Our results also show that the CNN models outperformed the statistical approach of logistical regression, as expected. One reason for this outcome is that the features used for the classification work are much different for CNN and logistic regression. CNN uses the whole image as the input data so that all the information is captured, while the logistic regressor that uses manually defined MRI features of GPnorm and other image features that are potentially useful for the classification are ignored. Among the two CNN models, DenseNet201 achieved higher classification accuracy than ResNet18, owing to the more learnable layers, which likely benefited the feature extraction and classification efficacy. However, using a model with a complex architecture has a risk of overfitting, especially for a limited training sample set with little heterogeneity. As shown in Fig. 3, we found that the training loss decreased, whereas the validation loss increased after 160 iterations for DenseNet201, indicating overfitting.

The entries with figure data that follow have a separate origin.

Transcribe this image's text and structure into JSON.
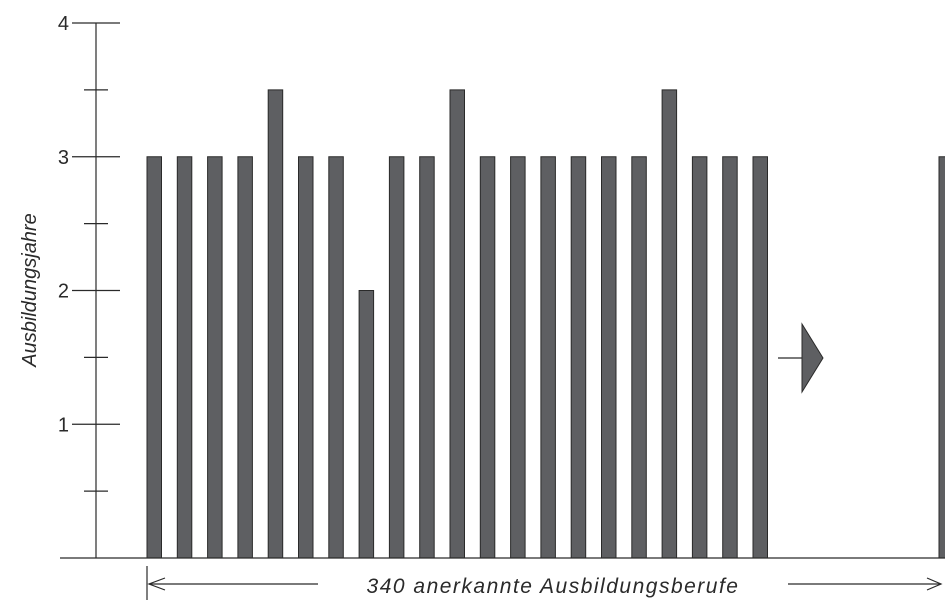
{
  "chart_data": {
    "type": "bar",
    "ylabel": "Ausbildungsjahre",
    "ylim": [
      0,
      4
    ],
    "y_major_ticks": [
      "1",
      "2",
      "3",
      "4"
    ],
    "y_minor_ticks": [
      0.5,
      1.5,
      2.5,
      3.5
    ],
    "values": [
      3,
      3,
      3,
      3,
      3.5,
      3,
      3,
      2,
      3,
      3,
      3.5,
      3,
      3,
      3,
      3,
      3,
      3,
      3.5,
      3,
      3,
      3
    ],
    "last_value": 3,
    "span_label": "340 anerkannte Ausbildungsberufe",
    "colors": {
      "bar": "#5e5f62",
      "line": "#2a2a2a"
    }
  }
}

Fig. 3: Traning and validation loss.
figure 3

Training and validation loss on training the DenseNet201 with images fused by T1WI, T2WI, and ADC.

Another limitation of the study is that our data were all collected from one hospital; therefore, the generalizability of the models is unknown. Future multicenter studies are necessary to validate the models’ generalizability. Also, in addition to the use of conventional MRI contrasts of T1WI, T2WI, and DWI, the integration of more advanced MRI techniques, such as susceptibility-weighted MRI, perfusion MRI, and spectroscopy, as well as the clinical information, is likely to further enhance the diagnostic power. Moreover, it would be ideal to test the prediction ability to kernicterus, the chronic phase of ABE, which is critical to the clinical management of newborns.

Conclusion

Here, we demonstrate the potential of multimodal MRI with machine-learning approaches in identifying ABE in HB patients. The results indicate that the multimodal MRI outperforms the single modalities for all types of classifiers, and the CNN models outperform the logistic regression with predefined features in the GP. The best performance was achieved by DenseNet201 with the fusion images combined by T1WI, T2WI, and ADC, which achieved an accuracy of 0.929 with an AUC of 0.991. The strategy of the multimodal MRI-based diagnosis of ABE is potentially applicable to clinical practice to facilitate clinical management.